The corporate education sponsorships play an outsized role in the minds of the parents in these stories because if their children are not successful there will be no one to take care of them in old age, social safety nets having gone the way of free will and democracy. It might well be that corporations are trying to phase out old age entirely with BBQ “charcoal” that is almost certainly radioactive. The fate of animals is even more disturbing. Creatures are kept alive and captive for their valuable and marketable DNA. In one story, a character must rush to buy a living Indochinese tiger before it is sold in pieces on the black market. “She reminded herself there’s no adapting to extinction.” Animals in other stories spring from the marketing minds of children’s TV shows. These are not cute plush toys, but cloned character animals for pets, the price of which can drive families to ruin.
Corporations are attached at the hip to research institutions, where grim bunker experiments are conducted. It’s all about creating habitats by then, as natural habitats have been fully extracted for profit. As dystopian as this all sounds, there’s a teeny whiff of hope at the end, particularly for the animals. There’s also a bit of interesting supernatural activity that appears in a couple of the stories, as the planet itself objects to human behavior, “an ancient beast made up of the earth itself.” The natural world inches forward, for better or worse, still inhabited by humans, the violent, cunning mammals we always were.

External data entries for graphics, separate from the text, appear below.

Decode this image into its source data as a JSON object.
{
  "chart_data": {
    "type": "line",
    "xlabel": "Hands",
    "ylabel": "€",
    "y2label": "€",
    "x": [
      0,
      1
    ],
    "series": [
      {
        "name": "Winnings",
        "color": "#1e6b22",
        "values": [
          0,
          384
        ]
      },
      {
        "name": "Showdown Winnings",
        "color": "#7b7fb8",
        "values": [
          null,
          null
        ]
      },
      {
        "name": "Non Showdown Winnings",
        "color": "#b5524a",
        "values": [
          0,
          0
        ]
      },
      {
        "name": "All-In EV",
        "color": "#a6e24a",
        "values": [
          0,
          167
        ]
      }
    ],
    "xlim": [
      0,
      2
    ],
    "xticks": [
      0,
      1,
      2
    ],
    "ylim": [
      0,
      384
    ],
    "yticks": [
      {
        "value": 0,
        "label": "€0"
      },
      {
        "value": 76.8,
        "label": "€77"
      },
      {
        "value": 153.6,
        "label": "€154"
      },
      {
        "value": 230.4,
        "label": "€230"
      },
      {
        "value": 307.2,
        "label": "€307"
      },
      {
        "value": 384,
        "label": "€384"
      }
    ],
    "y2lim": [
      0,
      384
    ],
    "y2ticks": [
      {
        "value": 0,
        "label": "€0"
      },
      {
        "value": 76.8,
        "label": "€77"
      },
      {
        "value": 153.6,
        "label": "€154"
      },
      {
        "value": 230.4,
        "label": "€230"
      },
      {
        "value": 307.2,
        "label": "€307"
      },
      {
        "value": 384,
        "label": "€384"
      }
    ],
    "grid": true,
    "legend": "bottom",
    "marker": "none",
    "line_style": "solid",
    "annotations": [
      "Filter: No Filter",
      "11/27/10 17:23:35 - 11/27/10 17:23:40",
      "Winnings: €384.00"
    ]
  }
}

JoeAnn Hart writes about the pervasive and widespread effects of the climate crisis on the natural world and the human psyche. Her most recent book, Arroyo Circle, a story of reclamation in a time of loss, was released by Green Writers Press in 2024. Her other books include the prize-winning environmental and animal fiction collection Highwire Act & Other Tales of Survival, the crime memoir Stamford ’76: A True Story of Murder, Corruption, Race, and Feminism in the 1970s, as well as Float, a dark comedy about plastics in the ocean published by Ashland Creek Press, and Addled, a social satire. She is a regular reviewer of climate and animal fiction at EcoLit Books.